Professor Hui Xiong
Dr. Hui Xiong is currently a Full Professor at the Rutgers, the State University of New Jersey. He also served as the Smart City Chief Scientist and the Deputy Dean of Baidu Research Institute in charge of several research labs (while on leave from Rutgers University). He received the Ph.D. degree from the University of Minnesota (UMN), USA. He is a co-Editor-in-Chief of Encyclopedia of GIS, an Associate Editor of IEEE Transactions on Big Data (TBD), ACM Transactions on Knowledge Discovery from Data (TKDD), and ACM Transactions on Management Information Systems (TMIS). Dr. Xiong has served as chair/co-chair for many international conferences in data mining, including a Program Co-Chair (2013) and a General Co-Chair (2015) for the IEEE International Conference on Data Mining (ICDM), and a Program Co-Chair of the Research Track (2018) and the Industry Track (2012) for the ACM SIGKDD International Conference on Knowledge Discovery and Data Mining (KDD). Dr. Xiong’s research has generated substantive impact beyond academia. He is an ACM distinguished scientist and has been honored by the 2018 Ram Charan Management Practice Award as the Grand Prix winner from the Harvard Business Review, the 2017 IEEE ICDM Outstanding Service Award, the ICDM-2011 Best Research Paper Award， and the AAAI-2021 Best Paper Award. In 2020, he was named as an AAAS Fellow and an IEEE Fellow.
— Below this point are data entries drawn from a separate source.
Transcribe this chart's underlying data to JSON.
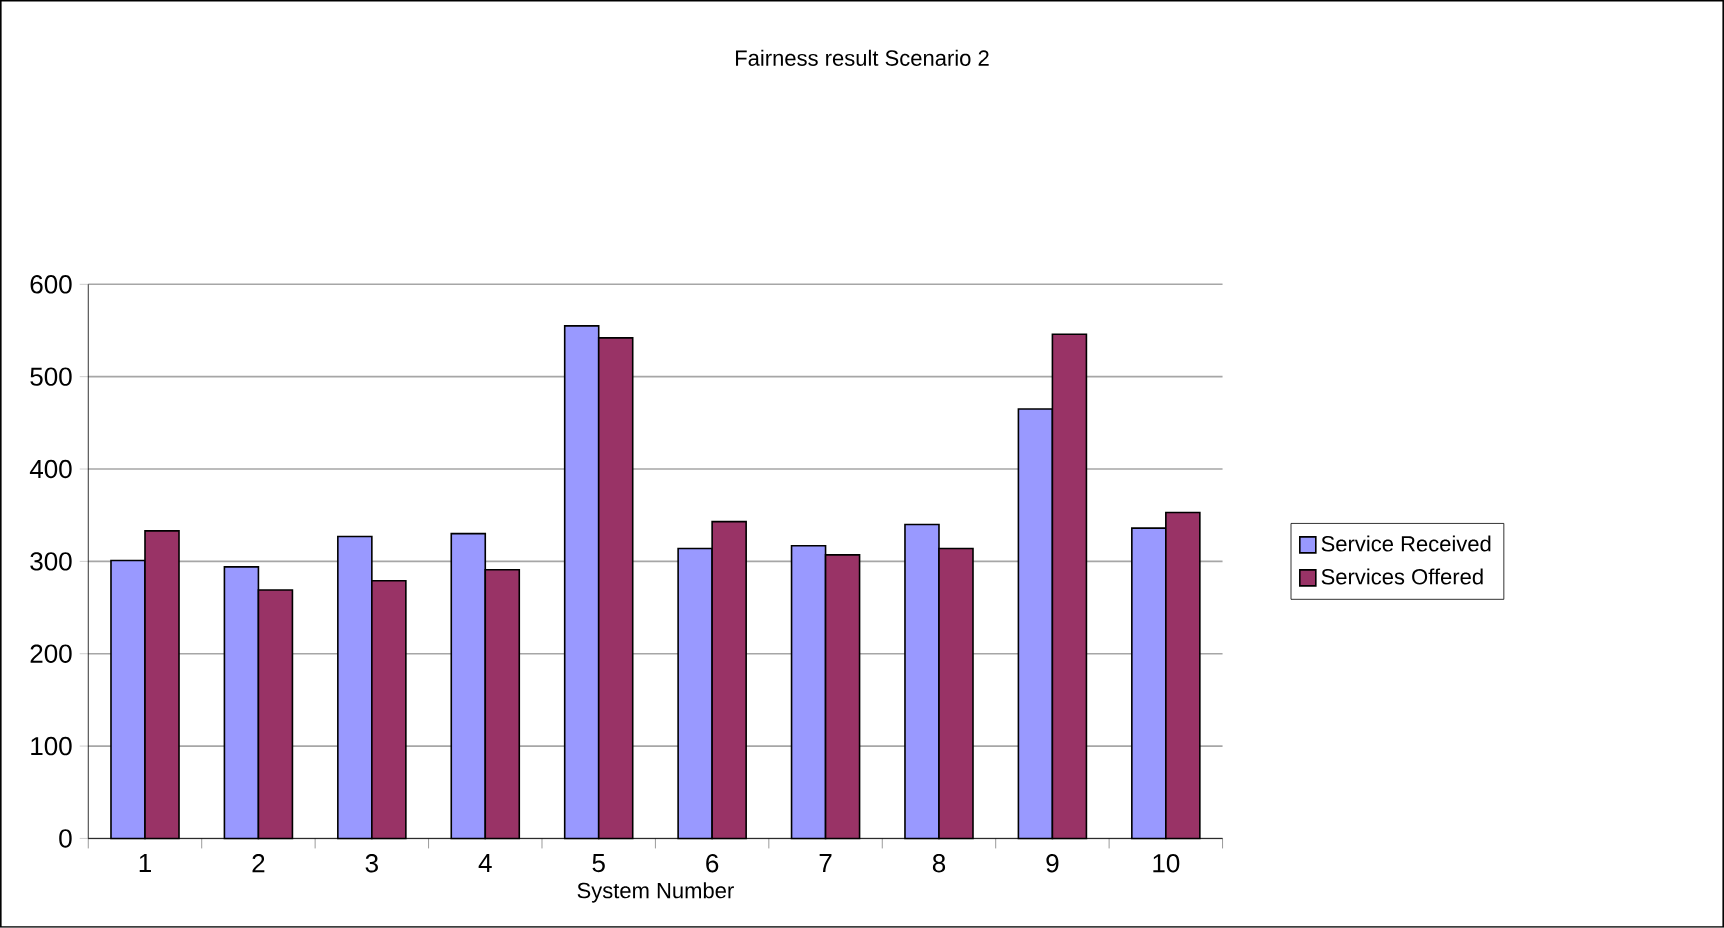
{
  "chart_data": {
    "type": "bar",
    "title": "Fairness result Scenario 2",
    "xlabel": "System Number",
    "categories": [
      "1",
      "2",
      "3",
      "4",
      "5",
      "6",
      "7",
      "8",
      "9",
      "10"
    ],
    "series": [
      {
        "name": "Service Received",
        "color": "#9999ff",
        "values": [
          301,
          294,
          327,
          330,
          555,
          314,
          317,
          340,
          465,
          336
        ]
      },
      {
        "name": "Services Offered",
        "color": "#993366",
        "values": [
          333,
          269,
          279,
          291,
          542,
          343,
          307,
          314,
          546,
          353
        ]
      }
    ],
    "ylim": [
      0,
      600
    ],
    "yticks": [
      0,
      100,
      200,
      300,
      400,
      500,
      600
    ],
    "grid": "y",
    "legend": "right"
  }
}
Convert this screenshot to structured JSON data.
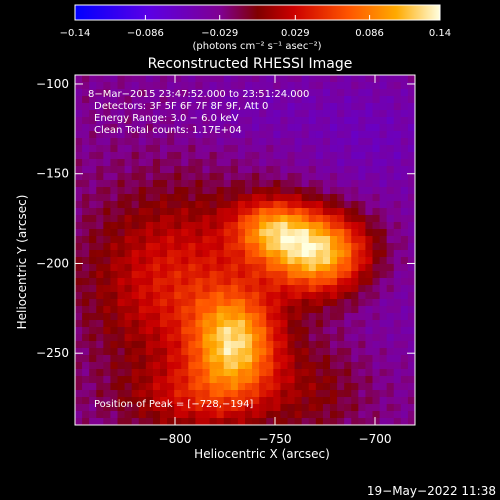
{
  "chart_data": {
    "type": "heatmap",
    "title": "Reconstructed RHESSI Image",
    "xlabel": "Heliocentric X (arcsec)",
    "ylabel": "Heliocentric Y (arcsec)",
    "xlim": [
      -850,
      -680
    ],
    "ylim": [
      -290,
      -95
    ],
    "xticks": [
      {
        "value": -800,
        "label": "−800"
      },
      {
        "value": -750,
        "label": "−750"
      },
      {
        "value": -700,
        "label": "−700"
      }
    ],
    "yticks": [
      {
        "value": -100,
        "label": "−100"
      },
      {
        "value": -150,
        "label": "−150"
      },
      {
        "value": -200,
        "label": "−200"
      },
      {
        "value": -250,
        "label": "−250"
      }
    ],
    "colorbar": {
      "range": [
        -0.14,
        0.14
      ],
      "ticks": [
        {
          "value": -0.14,
          "label": "−0.14"
        },
        {
          "value": -0.086,
          "label": "−0.086"
        },
        {
          "value": -0.029,
          "label": "−0.029"
        },
        {
          "value": 0.029,
          "label": "0.029"
        },
        {
          "value": 0.086,
          "label": "0.086"
        },
        {
          "value": 0.14,
          "label": "0.14"
        }
      ],
      "unit_label": "(photons cm⁻² s⁻¹ asec⁻²)"
    },
    "sources": [
      {
        "x": -728,
        "y": -194,
        "peak": 0.14,
        "sx": 18,
        "sy": 16
      },
      {
        "x": -752,
        "y": -180,
        "peak": 0.085,
        "sx": 14,
        "sy": 12
      },
      {
        "x": -770,
        "y": -245,
        "peak": 0.12,
        "sx": 15,
        "sy": 20
      },
      {
        "x": -800,
        "y": -210,
        "peak": 0.06,
        "sx": 30,
        "sy": 35
      },
      {
        "x": -790,
        "y": -275,
        "peak": 0.04,
        "sx": 25,
        "sy": 14
      },
      {
        "x": -730,
        "y": -270,
        "peak": 0.02,
        "sx": 20,
        "sy": 20
      },
      {
        "x": -700,
        "y": -130,
        "peak": -0.03,
        "sx": 25,
        "sy": 25
      },
      {
        "x": -690,
        "y": -220,
        "peak": -0.02,
        "sx": 20,
        "sy": 30
      },
      {
        "x": -760,
        "y": -115,
        "peak": -0.025,
        "sx": 30,
        "sy": 15
      }
    ],
    "background": -0.03,
    "annotations": {
      "time": "8−Mar−2015 23:47:52.000 to 23:51:24.000",
      "detectors": "Detectors: 3F 5F 6F 7F 8F 9F, Att 0",
      "energy": "Energy Range: 3.0 − 6.0 keV",
      "clean": "Clean     Total counts: 1.17E+04",
      "peak": "Position of Peak = [−728,−194]"
    },
    "grid": false
  },
  "footer": {
    "date": "19−May−2022 11:38"
  }
}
The big data trend has made its way to human resource management. Indeed, the availability of large-scale human resource (HR) data provide unparalleled opportunities for business leaders to understand talent behaviors and generate useful talent knowledge, which in turn deliver intelligence for real-time decision making and effective people management at work. In this talk, we introduce the powerful set of innovative Artificial Intelligence (AI) techniques developed for intelligent human resource management, such as recruiting, performance evaluation, talent retention, talent development, job matching, team management, leadership development, and organization culture analysis. In addition, we will also demonstrate how the results of talent analytics can be used for other business applications, such as market trend analysis and financial investment.